-
Heres a tricky one
Heres the deal:
A friend gave me a Pentium 4 1.8GHZ 478 pin chip today. The reason he gave it to me is cause he accidentally made it a 477 pin processor. Apparently he sit it in a lil off and a pin fell out. Theres no break marks, just the hole. Well its the ONLY thing wrong, no other bends or anything.
So i was wondering where i can get a breakdown showing the pin #'s and a general idea of the use. I know some zones of the chip are only for connection, no actual use, so i think if i can make contact i may be able to salvage it.
Any ideas?
-
You could try to solder the pin back onto the processor. Although they're so small you'd probably end up melting three or four.
If you have a motherboard you no longer want to use, you could try using it on that one, just in case you fry it or something.
However, if it usually has 478 pins it's probably for a good reason.:rolleyes:
EDIT:
Have you tried at www.intel.com to see if they have graphs for that?

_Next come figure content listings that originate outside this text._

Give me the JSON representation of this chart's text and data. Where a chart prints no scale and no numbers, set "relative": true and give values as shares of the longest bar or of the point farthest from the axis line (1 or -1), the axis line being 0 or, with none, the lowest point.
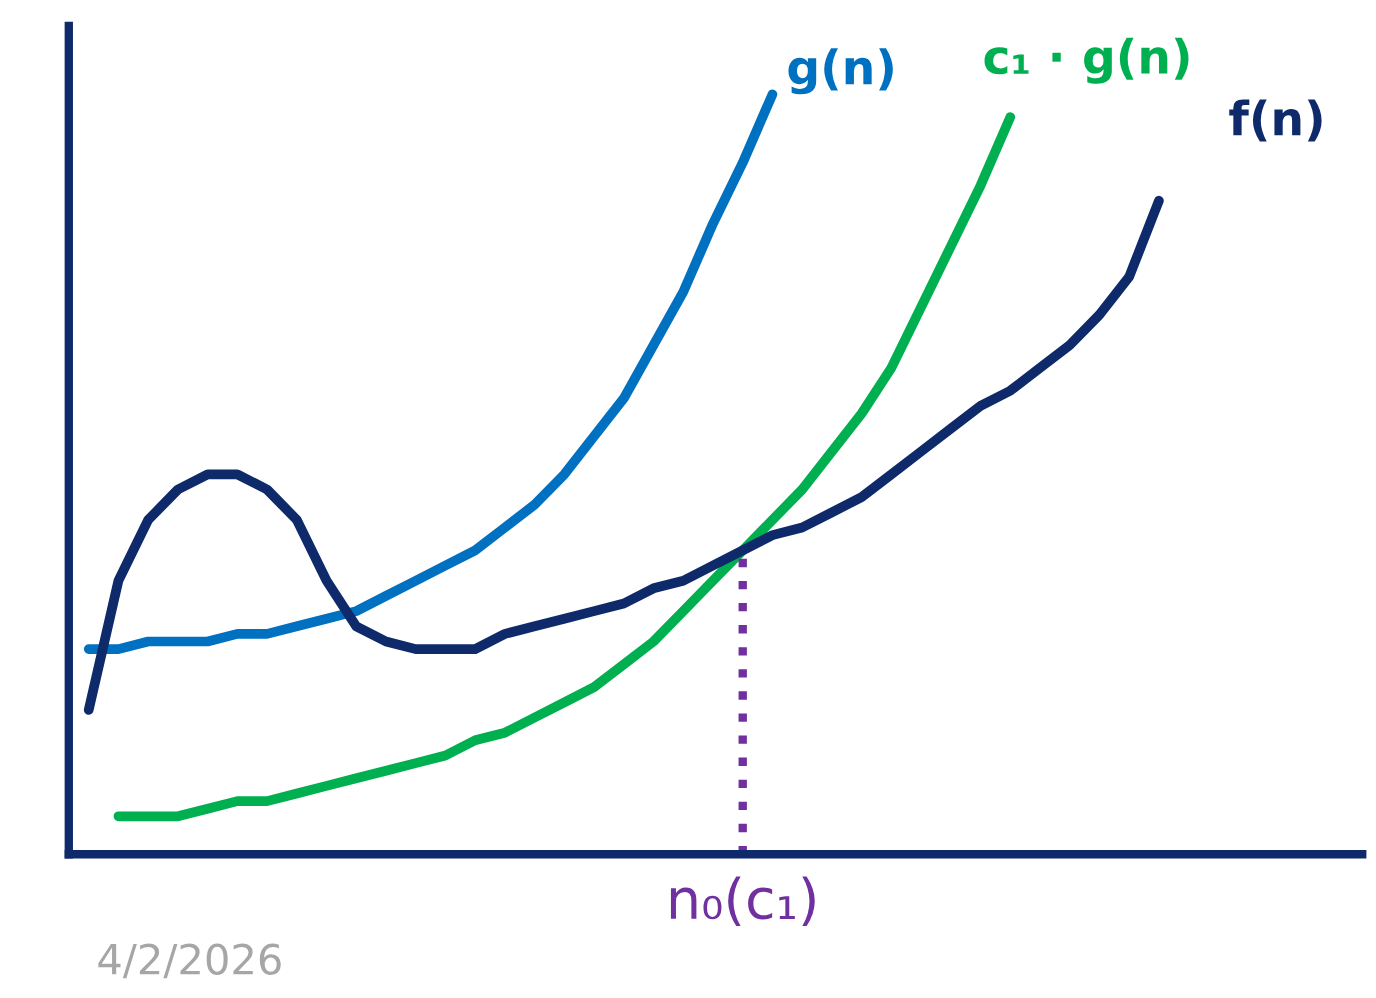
{
  "chart_data": {
    "type": "line",
    "relative": true,
    "categories": [
      null,
      null,
      null,
      null,
      null,
      null,
      null,
      null,
      null,
      null,
      null,
      null,
      null,
      null,
      null,
      null,
      null,
      null,
      null,
      null,
      null,
      null,
      null,
      null,
      null,
      null,
      null,
      null,
      null,
      null,
      null,
      null,
      null,
      null,
      null,
      null,
      null
    ],
    "series": [
      {
        "name": "g(n)",
        "color": "#0070c0",
        "values": [
          0.27,
          0.27,
          0.28,
          0.28,
          0.28,
          0.29,
          0.29,
          0.3,
          0.31,
          0.32,
          0.34,
          0.36,
          0.38,
          0.4,
          0.43,
          0.46,
          0.5,
          0.55,
          0.6,
          0.67,
          0.74,
          0.83,
          0.91,
          1.0,
          null,
          null,
          null,
          null,
          null,
          null,
          null,
          null,
          null,
          null,
          null,
          null,
          null
        ]
      },
      {
        "name": "c₁ · g(n)",
        "color": "#00b050",
        "values": [
          null,
          0.05,
          0.05,
          0.05,
          0.06,
          0.07,
          0.07,
          0.08,
          0.09,
          0.1,
          0.11,
          0.12,
          0.13,
          0.15,
          0.16,
          0.18,
          0.2,
          0.22,
          0.25,
          0.28,
          0.32,
          0.36,
          0.4,
          0.44,
          0.48,
          0.53,
          0.58,
          0.64,
          0.72,
          0.8,
          0.88,
          0.97,
          null,
          null,
          null,
          null,
          null
        ]
      },
      {
        "name": "f(n)",
        "color": "#0f2a6b",
        "values": [
          0.19,
          0.36,
          0.44,
          0.48,
          0.5,
          0.5,
          0.48,
          0.44,
          0.36,
          0.3,
          0.28,
          0.27,
          0.27,
          0.27,
          0.29,
          0.3,
          0.31,
          0.32,
          0.33,
          0.35,
          0.36,
          0.38,
          0.4,
          0.42,
          0.43,
          0.45,
          0.47,
          0.5,
          0.53,
          0.56,
          0.59,
          0.61,
          0.64,
          0.67,
          0.71,
          0.76,
          0.86
        ]
      }
    ],
    "annotations": [
      "n₀(c₁)",
      "4/2/2026"
    ],
    "legend": false,
    "grid": false,
    "marker": "none",
    "line_style": "solid"
  }
}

On the Athlons, the pin marked with an arrow on the other side is the hardware interupt (i think), not sure about the P4s.
-
I dont have the other pin, sadly, he lost it when it came out. I'll check intel. I was told to buy some gold plated audio cables and sgave some of the gold off into the whole and fill it with sotter. What type of sotter should i use?
-
Silver solder, but you're going to need some pretty expensive soldering equipment. You'll obviously need the iron - get one where you can control the temperature and have a fine tip. You'll also need a heatsink thing, and probably a solder vacuum.
-
Theres a problem with all this i failed to realize. I was going to use my P4 board to test it but i forgot i sold it....I'll download the datasheet but i think im going to list it for sale on ebay "as-is"..
-
I got the Datasheet. It names every pin and its duty, but gives the pin name/number and no image to associate the pin name or number to an actual pin. So any one of those could be this pin, i have no way to tell.